The peel and stick is a snow and ice barrier. It seals on the nails, once the nails are pulled the barrier is compromised and could leak if you get water under the shingles. 

I doubt the contractor will lay down a new layer unless he is forced to by the inspector. I would talk to the inspector prior to him coming out to do the work. They would most likely lay a new layer on top of the old since that stuff is very difficult to remove.

In MN the snow and ice has to extend 3 feet into the heated area of the home.


----------



## MJW (Feb 7, 2006)

It's 2 feet into the heated area.


----------



## brokenknee (Dec 13, 2008)

MJW said:


> It's 2 feet into the heated area.


 
My mistake. :whistling2:


----------



## BamBamm5144 (Oct 6, 2009)

More likely than not, since it is cold out and the roof was just installed, I would bet the shingles will come off of the Ice and Water shield rather easily. With dimensional shingles, putting a new layer of I+W over the old will be fine and unnoticeable. The correct way to do it would be to replace all plywood the Ice and Water is stuck too but that will add a lot of time for something that I dont think is neccessary.
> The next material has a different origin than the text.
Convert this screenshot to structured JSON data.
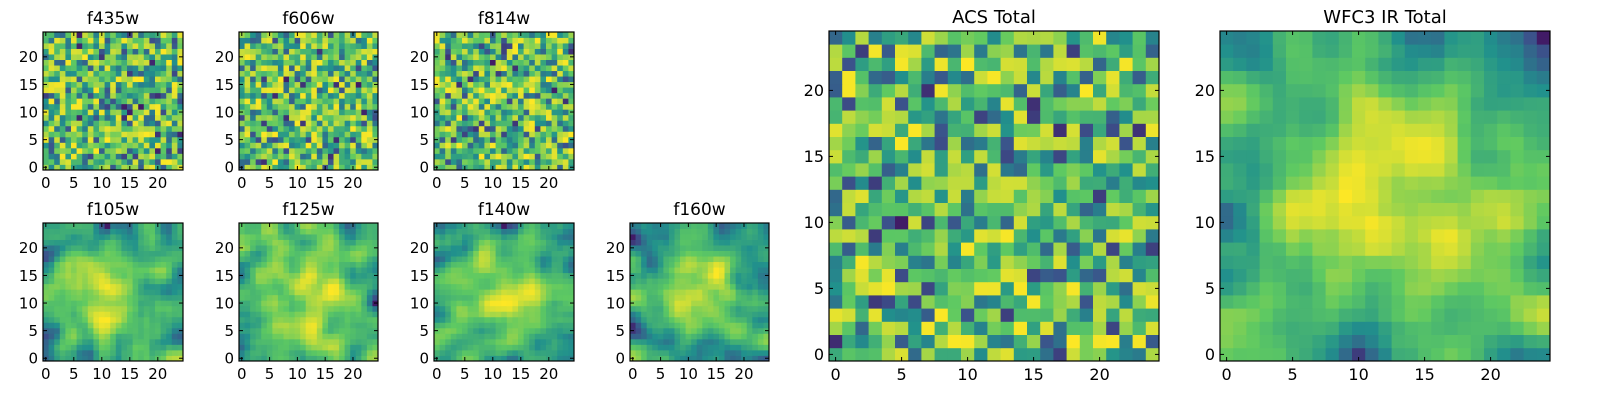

MJW, I am sure there is no building inspector involved. We also don't know if thats an option for one to be involved because we have no idea if the homeowner hired a licensed and insured company.

Where are you located? It needs to be two feet inside the warm wall of the house here in WI too.


----------



## nap (Dec 4, 2007)

so, it sounds like the ice and water shield needs to be replaced as well. Best method would be to remove it and install new but if you can't get that, it should be ok.



> bammbamm posts:
> 
> The correct way to do it would be to replace all plywood the Ice and Water is stuck too


I gotta ask; why would one even need consider replacing the plywood? Unless the stuff stuck so well it ripped the wood apart when you peeled it (which I doubt would be the case but I'm not a roofer so I will accept correction without arguing), I see no need to replace any wood simply because you are replacing the I&W shield.


----------



## BamBamm5144 (Oct 6, 2009)

With a quality Ice and Water shield that has been on the roof for awhile with some heat on it, you would not be able to tear it off without delaminating some of the plywood. Buy a piece of plywood and put some Grace Ice and Water shield on it and leave it sitting out for the summer. Then attempt to try to tear off the Ice and Water and use that piece of plywood for something. Then it will make sense. It is designed to stick and not come off.


----------



## MJW (Feb 7, 2006)

BamBamm5144 said:


> MJW, I am sure there is no building inspector involved. We also don't know if thats an option for one to be involved because we have no idea if the homeowner hired a licensed and insured company.



Very true these days.......


I doubt the I&W will come off being shingles have been laid on it. I've only seen it come off when it is really warm out, but it delaminates the sheathing very bad like bambamm said.


----------